We stopped for ice cream cones. We would sit on the back step at my office in the sunshine during lunch breaks. He slept in several cabins on various summer adventures and got to see a lot of Alaska. Sat in the car while I climbed mountains and then wandered around the base with me for his own walk when I was done.
He listened to me cry gut wrenching sobs and patiently licked the tears from my face.
My little rescue Dog really rescued me this summer. I was on the ledge and I knew it. So did he.
So he stuck around a little longer than his health and age dictated. Gave me one last gift of time as he and I tried to push the sunshine back up into the sky and make his eternal summer stretch as far as we could.
You can’t hold the sun forever though. At some point, fall does come.
For me, fall brought healing.
I am doing much better these days. It’s not that my heart isn’t still aching over certain things, it’s that I found something in myself that I had never met before.
Some sort of iron strength.
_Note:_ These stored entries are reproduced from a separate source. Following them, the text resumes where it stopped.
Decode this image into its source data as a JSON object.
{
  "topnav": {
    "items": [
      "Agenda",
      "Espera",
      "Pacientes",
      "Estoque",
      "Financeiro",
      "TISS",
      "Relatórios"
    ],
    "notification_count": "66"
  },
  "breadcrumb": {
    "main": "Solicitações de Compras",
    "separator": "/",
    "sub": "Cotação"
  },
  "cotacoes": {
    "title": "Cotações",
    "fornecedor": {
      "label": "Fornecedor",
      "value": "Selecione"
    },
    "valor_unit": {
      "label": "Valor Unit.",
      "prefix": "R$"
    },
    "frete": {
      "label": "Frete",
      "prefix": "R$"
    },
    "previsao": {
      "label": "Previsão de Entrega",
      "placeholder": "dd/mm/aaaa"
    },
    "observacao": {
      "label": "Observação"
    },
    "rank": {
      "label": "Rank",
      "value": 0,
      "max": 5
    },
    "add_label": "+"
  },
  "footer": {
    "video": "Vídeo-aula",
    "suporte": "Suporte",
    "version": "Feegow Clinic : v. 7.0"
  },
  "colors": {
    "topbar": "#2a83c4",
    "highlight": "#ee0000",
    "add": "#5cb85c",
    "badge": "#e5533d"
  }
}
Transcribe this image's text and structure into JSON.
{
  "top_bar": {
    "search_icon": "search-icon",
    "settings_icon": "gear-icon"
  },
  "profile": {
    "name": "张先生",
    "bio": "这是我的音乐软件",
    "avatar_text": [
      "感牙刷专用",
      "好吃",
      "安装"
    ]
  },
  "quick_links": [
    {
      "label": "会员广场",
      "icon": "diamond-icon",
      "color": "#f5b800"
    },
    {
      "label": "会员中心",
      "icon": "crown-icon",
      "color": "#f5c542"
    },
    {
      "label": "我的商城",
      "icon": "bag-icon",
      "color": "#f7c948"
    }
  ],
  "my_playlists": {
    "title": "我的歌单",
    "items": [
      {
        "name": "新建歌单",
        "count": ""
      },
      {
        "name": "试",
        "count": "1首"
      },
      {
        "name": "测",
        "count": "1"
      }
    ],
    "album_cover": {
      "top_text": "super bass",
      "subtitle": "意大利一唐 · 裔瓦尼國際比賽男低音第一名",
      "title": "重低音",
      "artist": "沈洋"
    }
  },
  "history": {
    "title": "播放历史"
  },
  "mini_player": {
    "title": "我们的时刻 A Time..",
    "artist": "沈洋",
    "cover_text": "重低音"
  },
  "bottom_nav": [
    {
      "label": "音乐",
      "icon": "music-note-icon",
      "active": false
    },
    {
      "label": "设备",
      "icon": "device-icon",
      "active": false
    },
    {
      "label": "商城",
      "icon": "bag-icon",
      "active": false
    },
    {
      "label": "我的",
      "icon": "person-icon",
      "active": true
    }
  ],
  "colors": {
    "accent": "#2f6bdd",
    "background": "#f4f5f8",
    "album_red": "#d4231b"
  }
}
A new chamber in my heart that beats bigger and stronger. Perhaps it’s simply a profound sense of radical self love and acceptance.
I came out of this summer and learned to stand on my own two feet in such a solid way. Throwing deep roots down into the ground. Deeper than they’ve ever gone before. Watered with extreme self compassion, wisdom and love.
Dog rescued me, and then I turned around and saved myself.
Knew I was standing solid again. Knew he no longer had to worry about me. Knew he could stop ignoring what his body was trying to tell him. Knew he didn’t have to gather all his resources to keep being strong for me.
Knew it was time to start the letting go. Knew goodbye was always going to be terrible, but that I was whole again. Knew I will always love him, but that I am capable of carrying on with the gifts of love inside myself.
He would know after all. He did phenomenal work. He tended to my heart with the greatest of care.
A perfect shepherd for his flock on one.